When I worked there, the commute rarely bothered me. It was part of the fun—people watching, time to read a book, and just chill. The T was occasionally chaotic, but it was never that bad. This past weekend, I had to go into the city to research an article I’m writing for one of my freelance gigs. I visited the Boston Fire Museum, down by the Seaport area. I’m a big fan of firefighters, especially when they wear turnout coats in the grocery store and pick out food for some delicious dinner.
The ones I see are almost always cute guys that look very tough, and you just know they could throw you over their shoulder and…OK, well, never mind. Those are probably just the ones I notice. Kidding aside, all first responders are heroes to me, and when you add in the ability to cook? That’s pretty awesome.
We all know the poop show the T has been lately. Talk about fire; an Orange line train literally burst into flames, on a bridge,over the Charles during rush hour. Does it get any more “Boston” than that? People were leaping out windows into that dirty water we love so much.
The Orange Line is closed now; the Green Line has some partial shutdowns happening, and, lest we forget, the Sumner Tunnel is closed for three days of the week. So I drove to Wonderland to hop on the Blue Line, got off at the airport, and changed to the Silver Line buses to get to the Seaport area. Going in, it was seamless. Coming out? Not so much. But it was my fault, and I really did think I might be stuck on the T just like our old pal Charlie was.
The Silver Line is almost like the odd step-child of the MBTA. It runs to and from Logan (and some other places, I think) to South Station, and it’s handy. I didn’t realize that not every Silver line bus stops at the airport Blue Line station. One does, two don’t. Of course, I was riding on one that didn’t. It stopped at Logan, at all the terminals, but not at the Blue Line station. It was mobbed, and I couldn’t tell where we were with everyone smooshed into the space. Once it cleared out, guess where we were? Right back at South Station, where I’d gotten on.
I got up, went to the driver, and said, somewhat sheepishly, “Um, I missed the Blue Line stop?” He was a sweetie; he said, “Ma’am, we didn’t go there.” Oh, good. I hadn’t passed out from a stroke or anything; I’m just regular stupid. He explained that I should have gotten off at a terminal and hopped on a Massport Shuttle bus that would go to the Blue Line. He told me to stay on and the bus did another loop-de-loop past South Station, and back towards Logan.
I got off at the first terminal and was on my way again, but I think I lost my Masshole card in the process. How can I call myself a Boston girl if I can’t manage to catch the right bus for a major destination like Logan? I used to work at Logan, for cripes sake. It was demoralizing, for sure.
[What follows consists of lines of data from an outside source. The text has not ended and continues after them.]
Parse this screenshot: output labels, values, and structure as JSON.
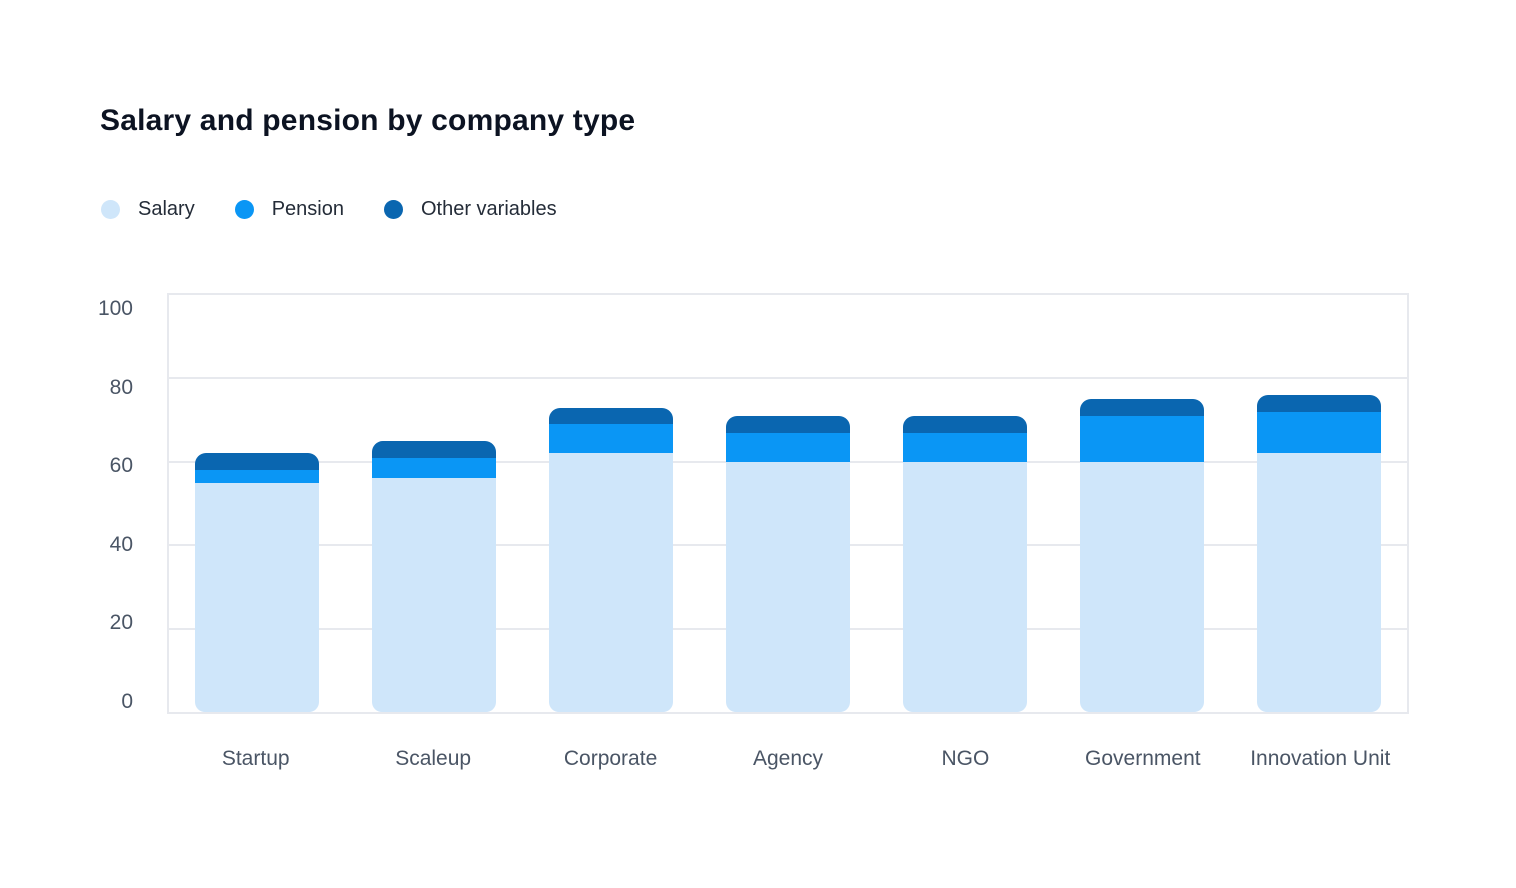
{
  "title": "Salary and pension by company type",
  "colors": {
    "salary": "#cfe6fa",
    "pension": "#0a96f5",
    "other_variables": "#0a66b0",
    "gridline": "#e7e9ee",
    "axis_text": "#4a5565",
    "legend_text": "#242c38",
    "title_text": "#0c1322",
    "background": "#ffffff"
  },
  "chart_data": {
    "type": "bar",
    "stacked": true,
    "title": "Salary and pension by company type",
    "categories": [
      "Startup",
      "Scaleup",
      "Corporate",
      "Agency",
      "NGO",
      "Government",
      "Innovation Unit"
    ],
    "series": [
      {
        "name": "Salary",
        "color": "#cfe6fa",
        "values": [
          55,
          56,
          62,
          60,
          60,
          60,
          62
        ]
      },
      {
        "name": "Pension",
        "color": "#0a96f5",
        "values": [
          3,
          5,
          7,
          7,
          7,
          11,
          10
        ]
      },
      {
        "name": "Other variables",
        "color": "#0a66b0",
        "values": [
          4,
          4,
          4,
          4,
          4,
          4,
          4
        ]
      }
    ],
    "totals": [
      62,
      65,
      73,
      71,
      71,
      75,
      76
    ],
    "xlabel": "",
    "ylabel": "",
    "ylim": [
      0,
      100
    ],
    "yticks": [
      0,
      20,
      40,
      60,
      80,
      100
    ],
    "grid": true,
    "legend_position": "top-left",
    "legend_entries": [
      "Salary",
      "Pension",
      "Other variables"
    ]
  }
}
When I came home for the summer in college, I spent a lot of time driving my father to and from places when he couldn’t do it anymore. That was pre- Big Dig, though; it’s a different city now. My kids like me well enough, but I don’t think any of them want to be my keeper, shuttling me around to places because I get lost easily. It’s all anchors and sails until you hit the day when you’re the person who can’t find their aft in a bathtub.
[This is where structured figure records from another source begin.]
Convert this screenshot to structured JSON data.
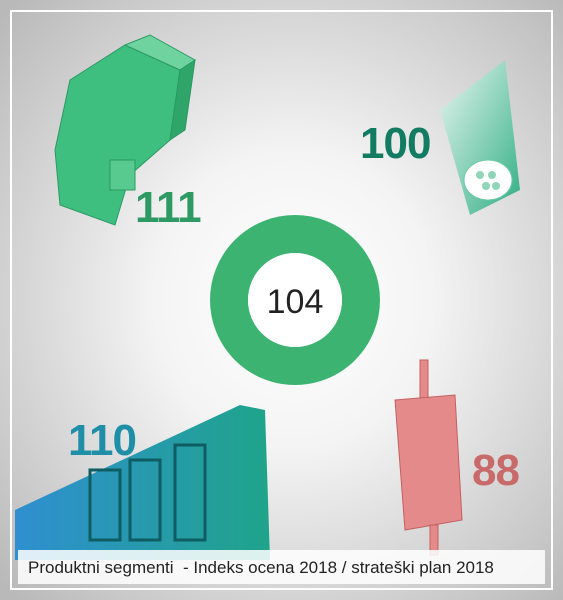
{
  "center": {
    "value": 104
  },
  "segments": [
    {
      "value": 111
    },
    {
      "value": 100
    },
    {
      "value": 110
    },
    {
      "value": 88
    }
  ],
  "caption": "Produktni segmenti  - Indeks ocena 2018 / strateški plan 2018"
}
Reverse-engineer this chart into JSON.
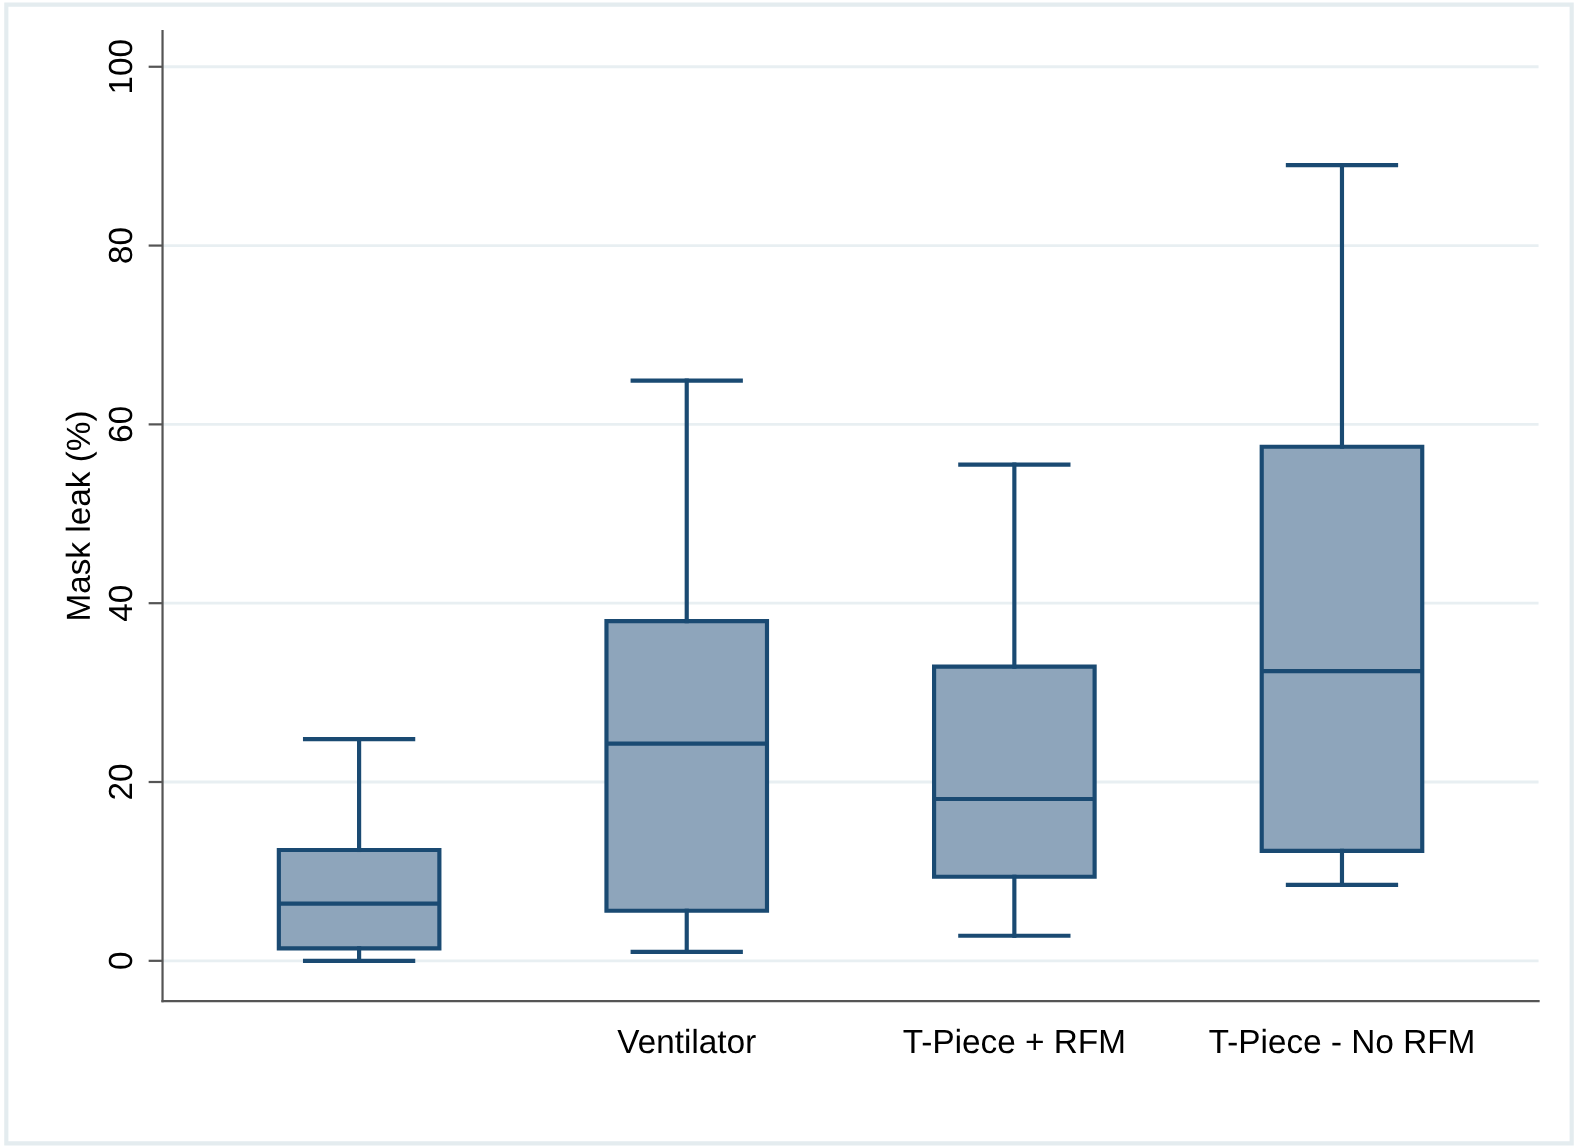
{
  "chart_data": {
    "type": "box",
    "ylabel": "Mask leak (%)",
    "categories": [
      null,
      "Ventilator",
      "T-Piece + RFM",
      "T-Piece - No RFM"
    ],
    "boxes": [
      {
        "low": 0,
        "q1": 1.4,
        "median": 6.4,
        "q3": 12.4,
        "high": 24.8
      },
      {
        "low": 1.0,
        "q1": 5.6,
        "median": 24.3,
        "q3": 38.0,
        "high": 64.9
      },
      {
        "low": 2.8,
        "q1": 9.4,
        "median": 18.1,
        "q3": 32.9,
        "high": 55.5
      },
      {
        "low": 8.5,
        "q1": 12.3,
        "median": 32.4,
        "q3": 57.5,
        "high": 89.0
      }
    ],
    "color": "#8ea5bb",
    "ylim": [
      -4.5,
      104
    ],
    "yticks": [
      0,
      20,
      40,
      60,
      80,
      100
    ],
    "grid": "y"
  }
}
I think I should spend more time navigating the city and what is left of its transit system. I’m probably just out of practice. It’ll be fun; I can plan field trips and maybe learn a few new things about my city.
One question I have is about old Charlie on the MTA, though. The train he was stuck on rumbled through Scollay Square every day at “quarter past two,” and Charlie’s wife handed him a sandwich through the window. How come she didn’t give him the extra nickel so he could get off of that train? I guess we’ll never know, but my guess is she didn’t really miss him that much. I need to up my game, I don’t want to be the next Charlie.